I guess people are misinterpreting my post. I said I mainly published my scripts so my kids will have them in solid form when I'm not around anymore.
I thought of sending them to producers, but I probably won't. And I do think the public might be interested in reading scripts. I personally love the format of scriptwriting, and would appreciate seeing it become more well known.
I've been writing scripts since 1994, but I live in Deadsville, USA, and it's very hard to get connections out here. I've had so many near misses in the sales category that it isn't funny anymore
So, please don't talk down to me like I'm some thirteen year old who doesn't know anything about scriptwriting.
I just wondered if anyone else had published their scripts. Charles Deemer is a playwright and scriptwriter who I believe is also a professor who teaches scriptwriting, and he has published his scripts at lulu.com, so I'm not the only person who thought it was a good idea.
With all due respect, you were the one who suggested that publishing your screenplay might be a way of getting it sold -- by which I assume you mean bought by a production company and made into a movie.
No one who has any real experience in this business would believe that.
re-writing it as a novel and getting it published -- that might help.
Re-writing it and getting it published as a Graphic novel -- ditto, that might also help.
Those thing would help even more if the novel or the graphic novel was a big success.
But taking the naked screenplay and simply publishing it, by itself -- that is not going to help you sell your screenplay.
Now, if your goal is to simply have something in print -- anybody can do that, especially if you don't really care how many or how few copies you sell.
What we're talking about (whatever name they may give to it) is a vanity press publication. That is, you pay them (whoever they are) and they publish it.
If your only goal is to memorialize your work in some finished form so that you can have it for your kids -- go ahead, why not?
If you have larger ambitions -- of reaching a wider audience, or of using this as a means to getting your work produced, I don't see that there's any real potential for doing that.
In some ways, because you'd be exposing the script, it may actually hurt the chances of selling it.
But you mentioned your interest in anime, and while I have no idea what the subject of your screenplay is, the possibility of adapting it to graphic novel form and selling it in that way is something that you might seriously consider.

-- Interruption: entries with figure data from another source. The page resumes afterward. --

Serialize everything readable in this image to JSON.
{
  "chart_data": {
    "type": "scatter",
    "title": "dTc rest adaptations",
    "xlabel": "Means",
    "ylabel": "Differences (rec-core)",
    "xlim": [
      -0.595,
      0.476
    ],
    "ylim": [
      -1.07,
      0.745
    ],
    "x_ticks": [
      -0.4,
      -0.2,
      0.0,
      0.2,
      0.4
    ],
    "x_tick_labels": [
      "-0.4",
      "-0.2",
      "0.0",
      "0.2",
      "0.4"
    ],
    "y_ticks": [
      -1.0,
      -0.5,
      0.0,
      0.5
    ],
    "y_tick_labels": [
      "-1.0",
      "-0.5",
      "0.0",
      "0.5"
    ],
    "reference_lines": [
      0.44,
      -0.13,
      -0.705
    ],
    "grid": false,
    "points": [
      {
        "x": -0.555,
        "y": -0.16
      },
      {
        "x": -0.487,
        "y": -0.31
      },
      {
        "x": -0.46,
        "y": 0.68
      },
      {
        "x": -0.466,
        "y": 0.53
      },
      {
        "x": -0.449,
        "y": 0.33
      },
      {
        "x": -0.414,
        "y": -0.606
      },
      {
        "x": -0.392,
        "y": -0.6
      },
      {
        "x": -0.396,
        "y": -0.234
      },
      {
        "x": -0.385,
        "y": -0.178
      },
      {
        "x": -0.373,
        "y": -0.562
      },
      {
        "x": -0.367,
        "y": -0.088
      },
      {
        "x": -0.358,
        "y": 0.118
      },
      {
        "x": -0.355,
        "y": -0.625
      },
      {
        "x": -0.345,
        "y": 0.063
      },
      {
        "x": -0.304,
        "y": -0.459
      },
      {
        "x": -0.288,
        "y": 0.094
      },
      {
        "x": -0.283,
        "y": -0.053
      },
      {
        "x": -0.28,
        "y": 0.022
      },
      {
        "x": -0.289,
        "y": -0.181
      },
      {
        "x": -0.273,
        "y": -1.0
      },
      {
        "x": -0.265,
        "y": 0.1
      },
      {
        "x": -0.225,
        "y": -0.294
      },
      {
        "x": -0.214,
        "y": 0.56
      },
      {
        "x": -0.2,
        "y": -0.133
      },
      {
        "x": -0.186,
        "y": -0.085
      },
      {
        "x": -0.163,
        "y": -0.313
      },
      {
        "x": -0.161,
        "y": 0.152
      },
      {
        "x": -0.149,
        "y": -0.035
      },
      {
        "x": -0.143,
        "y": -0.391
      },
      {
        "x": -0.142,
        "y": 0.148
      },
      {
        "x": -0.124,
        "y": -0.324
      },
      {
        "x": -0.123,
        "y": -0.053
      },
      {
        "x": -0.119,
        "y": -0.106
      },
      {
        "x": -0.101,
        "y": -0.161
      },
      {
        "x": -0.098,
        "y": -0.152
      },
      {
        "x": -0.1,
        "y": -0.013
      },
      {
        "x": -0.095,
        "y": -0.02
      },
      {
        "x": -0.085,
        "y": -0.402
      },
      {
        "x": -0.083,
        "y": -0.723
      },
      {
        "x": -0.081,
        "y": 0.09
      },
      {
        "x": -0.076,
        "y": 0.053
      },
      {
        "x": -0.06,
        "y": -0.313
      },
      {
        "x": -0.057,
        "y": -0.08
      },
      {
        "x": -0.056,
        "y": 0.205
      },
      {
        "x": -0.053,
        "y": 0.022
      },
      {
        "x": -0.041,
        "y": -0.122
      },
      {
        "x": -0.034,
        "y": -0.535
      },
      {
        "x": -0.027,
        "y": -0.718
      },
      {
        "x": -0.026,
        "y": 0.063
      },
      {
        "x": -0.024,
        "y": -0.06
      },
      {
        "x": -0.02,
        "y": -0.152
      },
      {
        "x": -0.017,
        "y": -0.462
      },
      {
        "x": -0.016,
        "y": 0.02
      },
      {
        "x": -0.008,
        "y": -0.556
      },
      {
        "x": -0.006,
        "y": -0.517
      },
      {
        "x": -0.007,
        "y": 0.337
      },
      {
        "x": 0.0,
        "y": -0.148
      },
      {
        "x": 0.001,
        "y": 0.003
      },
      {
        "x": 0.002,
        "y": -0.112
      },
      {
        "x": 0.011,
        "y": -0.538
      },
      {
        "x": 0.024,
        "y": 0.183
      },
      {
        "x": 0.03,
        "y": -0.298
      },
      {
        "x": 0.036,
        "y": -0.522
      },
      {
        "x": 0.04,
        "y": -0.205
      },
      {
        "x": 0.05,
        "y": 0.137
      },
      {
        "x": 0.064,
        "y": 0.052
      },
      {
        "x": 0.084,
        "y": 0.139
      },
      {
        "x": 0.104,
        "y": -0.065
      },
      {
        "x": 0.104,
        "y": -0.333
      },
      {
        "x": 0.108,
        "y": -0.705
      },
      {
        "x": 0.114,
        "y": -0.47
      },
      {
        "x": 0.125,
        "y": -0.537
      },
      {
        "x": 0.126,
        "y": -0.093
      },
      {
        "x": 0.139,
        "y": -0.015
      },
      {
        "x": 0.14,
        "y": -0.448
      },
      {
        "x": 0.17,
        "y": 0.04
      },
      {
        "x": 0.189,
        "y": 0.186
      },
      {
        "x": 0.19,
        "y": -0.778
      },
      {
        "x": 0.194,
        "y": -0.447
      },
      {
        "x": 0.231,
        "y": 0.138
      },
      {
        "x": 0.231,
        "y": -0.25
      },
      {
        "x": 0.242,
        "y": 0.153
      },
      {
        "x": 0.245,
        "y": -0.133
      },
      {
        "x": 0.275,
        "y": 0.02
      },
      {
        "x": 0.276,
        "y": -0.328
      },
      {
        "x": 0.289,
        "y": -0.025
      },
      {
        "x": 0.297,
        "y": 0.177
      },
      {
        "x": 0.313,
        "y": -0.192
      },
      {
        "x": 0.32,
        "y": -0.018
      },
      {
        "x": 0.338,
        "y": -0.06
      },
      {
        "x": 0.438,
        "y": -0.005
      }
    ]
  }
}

A producer I've known for years who recently produced a script of mine approached me about some scripts that I wrote many years ago that I was never able to sell. He'd formed his own comic book company and through that company we're now turning those screenplays into graphic novels -- and if those books sell well we may very well be able to go back and promote the underlying screenplays, which failed to sell, because they will then have a pre-existing audience. In effect, the material will be "pre-sold."